For Brooklyn artist Karin Weiner, the threat that humanity poses to the environment is alarmingly grave. In Clear Cut, her debut exhibition at Elizabeth Leach Gallery, she contrasts images of dense housing that climbs to impossible heights with clear-cut forest floors, as desolate as cemeteries. Though this thematic agenda might lead you to expect her work to be deadly serious, it's just the opposite. Full of light, humor, and visual twists, her work refreshingly addresses an intractable social ill without stooping to brainless sloganeering.

Interestingly, Weiner's work very simply participates in a solution to the problems she identifies. Composed of images from old magazines and books, her collages literally recycle paper products, thereby conserving the shrinking resources she depicts. Likewise, in her installation, "Clear Cut," she creates a logged patch of forest on the gallery floor using reclaimed materials. Wound layers of corrugated cardboard become stumps, while stones and stands of undergrowth are sewn from thrift store fabrics.

The viral spread of civilization may be a grim reality, but Weiner's collages are loaded with enough absurdity to nearly transcend all that doom and gloom.

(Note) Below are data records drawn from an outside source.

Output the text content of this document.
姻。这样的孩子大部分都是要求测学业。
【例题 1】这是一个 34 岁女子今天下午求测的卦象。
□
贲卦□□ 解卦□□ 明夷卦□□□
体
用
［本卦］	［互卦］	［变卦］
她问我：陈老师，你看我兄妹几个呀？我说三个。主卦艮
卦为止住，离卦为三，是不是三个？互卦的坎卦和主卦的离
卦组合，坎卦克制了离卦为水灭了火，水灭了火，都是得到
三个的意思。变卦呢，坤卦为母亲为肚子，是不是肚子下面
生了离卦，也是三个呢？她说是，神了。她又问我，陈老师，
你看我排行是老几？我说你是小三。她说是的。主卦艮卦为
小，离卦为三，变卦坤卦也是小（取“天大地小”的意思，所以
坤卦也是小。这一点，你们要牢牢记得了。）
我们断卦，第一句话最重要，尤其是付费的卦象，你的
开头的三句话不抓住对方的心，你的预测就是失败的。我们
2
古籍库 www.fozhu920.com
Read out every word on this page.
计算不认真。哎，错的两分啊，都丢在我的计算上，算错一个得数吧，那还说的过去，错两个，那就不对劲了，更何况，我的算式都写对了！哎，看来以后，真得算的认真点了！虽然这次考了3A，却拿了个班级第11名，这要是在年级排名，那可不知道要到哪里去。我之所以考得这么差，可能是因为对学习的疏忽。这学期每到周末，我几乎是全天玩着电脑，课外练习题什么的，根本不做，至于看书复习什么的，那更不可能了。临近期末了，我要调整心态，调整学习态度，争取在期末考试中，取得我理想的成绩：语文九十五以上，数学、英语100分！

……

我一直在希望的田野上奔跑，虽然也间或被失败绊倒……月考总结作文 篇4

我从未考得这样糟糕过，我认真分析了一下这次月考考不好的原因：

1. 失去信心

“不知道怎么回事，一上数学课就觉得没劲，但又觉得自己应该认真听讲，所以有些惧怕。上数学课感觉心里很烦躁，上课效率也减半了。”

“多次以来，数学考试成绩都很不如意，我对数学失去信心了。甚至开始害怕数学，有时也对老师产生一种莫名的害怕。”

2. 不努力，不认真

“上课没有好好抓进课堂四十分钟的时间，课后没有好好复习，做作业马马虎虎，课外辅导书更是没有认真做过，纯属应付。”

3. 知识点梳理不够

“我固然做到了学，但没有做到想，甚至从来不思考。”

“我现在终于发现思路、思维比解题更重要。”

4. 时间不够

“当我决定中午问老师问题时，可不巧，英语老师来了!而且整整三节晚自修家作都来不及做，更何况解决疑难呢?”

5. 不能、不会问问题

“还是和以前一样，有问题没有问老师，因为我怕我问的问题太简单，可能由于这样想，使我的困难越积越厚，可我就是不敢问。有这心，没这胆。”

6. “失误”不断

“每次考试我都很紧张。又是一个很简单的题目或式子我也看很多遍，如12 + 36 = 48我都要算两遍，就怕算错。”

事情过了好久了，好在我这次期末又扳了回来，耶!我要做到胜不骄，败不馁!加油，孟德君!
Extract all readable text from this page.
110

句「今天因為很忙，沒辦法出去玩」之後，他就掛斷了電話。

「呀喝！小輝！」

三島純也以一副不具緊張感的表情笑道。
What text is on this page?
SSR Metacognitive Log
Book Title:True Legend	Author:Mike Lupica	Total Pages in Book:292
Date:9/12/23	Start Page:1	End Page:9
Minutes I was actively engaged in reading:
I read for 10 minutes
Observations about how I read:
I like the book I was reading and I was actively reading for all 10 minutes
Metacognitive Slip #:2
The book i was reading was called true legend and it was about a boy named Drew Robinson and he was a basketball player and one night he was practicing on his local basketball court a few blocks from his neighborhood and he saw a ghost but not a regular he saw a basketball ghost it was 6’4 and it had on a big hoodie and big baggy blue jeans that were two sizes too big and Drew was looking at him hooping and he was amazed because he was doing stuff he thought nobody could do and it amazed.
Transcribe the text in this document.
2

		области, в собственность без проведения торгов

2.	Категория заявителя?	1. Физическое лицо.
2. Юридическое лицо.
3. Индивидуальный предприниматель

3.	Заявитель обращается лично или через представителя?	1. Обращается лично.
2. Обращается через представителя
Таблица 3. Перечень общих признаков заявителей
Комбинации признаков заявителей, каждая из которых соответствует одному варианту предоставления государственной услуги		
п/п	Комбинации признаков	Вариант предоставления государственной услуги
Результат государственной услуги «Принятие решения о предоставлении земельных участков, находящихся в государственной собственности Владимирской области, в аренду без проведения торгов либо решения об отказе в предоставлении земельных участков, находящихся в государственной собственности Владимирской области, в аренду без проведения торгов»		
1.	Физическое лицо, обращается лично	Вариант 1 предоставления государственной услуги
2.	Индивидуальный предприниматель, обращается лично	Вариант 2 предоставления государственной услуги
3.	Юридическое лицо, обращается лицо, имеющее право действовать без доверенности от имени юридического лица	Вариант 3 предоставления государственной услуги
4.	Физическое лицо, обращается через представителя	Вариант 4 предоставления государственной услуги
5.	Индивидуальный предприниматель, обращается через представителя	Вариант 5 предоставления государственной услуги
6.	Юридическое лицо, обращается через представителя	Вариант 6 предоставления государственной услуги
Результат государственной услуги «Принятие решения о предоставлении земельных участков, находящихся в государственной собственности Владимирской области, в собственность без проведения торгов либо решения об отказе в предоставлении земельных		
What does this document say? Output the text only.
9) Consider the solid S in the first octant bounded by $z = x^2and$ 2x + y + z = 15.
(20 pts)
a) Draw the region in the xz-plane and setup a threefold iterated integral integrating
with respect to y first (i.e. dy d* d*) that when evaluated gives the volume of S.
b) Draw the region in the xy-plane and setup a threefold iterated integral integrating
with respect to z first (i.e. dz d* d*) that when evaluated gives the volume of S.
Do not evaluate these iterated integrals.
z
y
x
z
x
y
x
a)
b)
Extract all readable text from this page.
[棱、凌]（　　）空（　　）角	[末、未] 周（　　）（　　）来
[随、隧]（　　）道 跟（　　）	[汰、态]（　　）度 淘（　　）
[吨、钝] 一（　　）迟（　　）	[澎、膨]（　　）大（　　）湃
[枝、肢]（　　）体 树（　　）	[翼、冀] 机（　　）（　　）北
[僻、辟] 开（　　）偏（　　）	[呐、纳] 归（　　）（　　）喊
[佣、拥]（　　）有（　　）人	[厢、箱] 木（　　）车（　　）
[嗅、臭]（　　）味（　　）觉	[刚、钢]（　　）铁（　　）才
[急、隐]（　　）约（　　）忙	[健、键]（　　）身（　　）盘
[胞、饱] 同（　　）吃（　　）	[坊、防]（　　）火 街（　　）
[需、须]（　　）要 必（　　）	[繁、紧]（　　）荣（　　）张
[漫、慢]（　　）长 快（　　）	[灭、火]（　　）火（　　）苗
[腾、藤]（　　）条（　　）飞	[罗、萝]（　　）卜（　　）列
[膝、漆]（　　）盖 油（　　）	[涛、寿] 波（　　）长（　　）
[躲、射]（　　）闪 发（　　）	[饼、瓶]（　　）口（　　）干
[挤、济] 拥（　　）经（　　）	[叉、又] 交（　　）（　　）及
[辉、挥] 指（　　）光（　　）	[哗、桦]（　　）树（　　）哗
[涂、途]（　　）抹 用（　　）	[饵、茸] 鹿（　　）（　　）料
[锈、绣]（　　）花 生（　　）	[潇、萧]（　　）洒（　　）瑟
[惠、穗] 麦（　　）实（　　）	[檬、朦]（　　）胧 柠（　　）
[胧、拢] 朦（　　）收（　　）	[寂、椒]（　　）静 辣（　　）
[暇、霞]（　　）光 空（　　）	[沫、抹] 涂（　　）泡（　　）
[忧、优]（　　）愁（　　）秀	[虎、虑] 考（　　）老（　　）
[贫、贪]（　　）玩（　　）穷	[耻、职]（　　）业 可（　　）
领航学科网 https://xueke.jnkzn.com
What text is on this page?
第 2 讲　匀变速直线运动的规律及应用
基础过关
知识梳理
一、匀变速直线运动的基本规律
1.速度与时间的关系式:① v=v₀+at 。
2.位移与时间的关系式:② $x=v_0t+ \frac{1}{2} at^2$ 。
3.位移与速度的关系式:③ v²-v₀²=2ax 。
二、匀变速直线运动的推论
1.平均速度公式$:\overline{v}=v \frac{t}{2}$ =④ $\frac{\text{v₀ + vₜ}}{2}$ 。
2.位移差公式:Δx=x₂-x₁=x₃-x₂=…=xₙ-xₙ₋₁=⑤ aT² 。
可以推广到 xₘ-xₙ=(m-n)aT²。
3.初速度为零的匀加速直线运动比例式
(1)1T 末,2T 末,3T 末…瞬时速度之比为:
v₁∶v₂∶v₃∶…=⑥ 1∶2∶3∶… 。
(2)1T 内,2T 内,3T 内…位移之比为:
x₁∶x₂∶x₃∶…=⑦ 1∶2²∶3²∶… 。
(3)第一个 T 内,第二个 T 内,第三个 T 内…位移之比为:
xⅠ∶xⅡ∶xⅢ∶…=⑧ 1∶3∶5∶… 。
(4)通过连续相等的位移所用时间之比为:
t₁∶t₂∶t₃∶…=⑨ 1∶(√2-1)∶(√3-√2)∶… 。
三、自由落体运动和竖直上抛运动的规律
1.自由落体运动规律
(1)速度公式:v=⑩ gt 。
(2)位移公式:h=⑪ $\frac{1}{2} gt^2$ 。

In "Our Fine Feathered Friends Assist with the Relocation," an assortment of birds takes flight on a plane of soft yellow, moving household items. A caned chair loops around a goose's neck; a hummingbird carries a teapot in its beak; and an eagle grips a bicycle in its talons. Notably, many of the items are conspicuously branded, from a Zenith radio to a Nikon camera, suggesting the birds have united to eradicate consumerism.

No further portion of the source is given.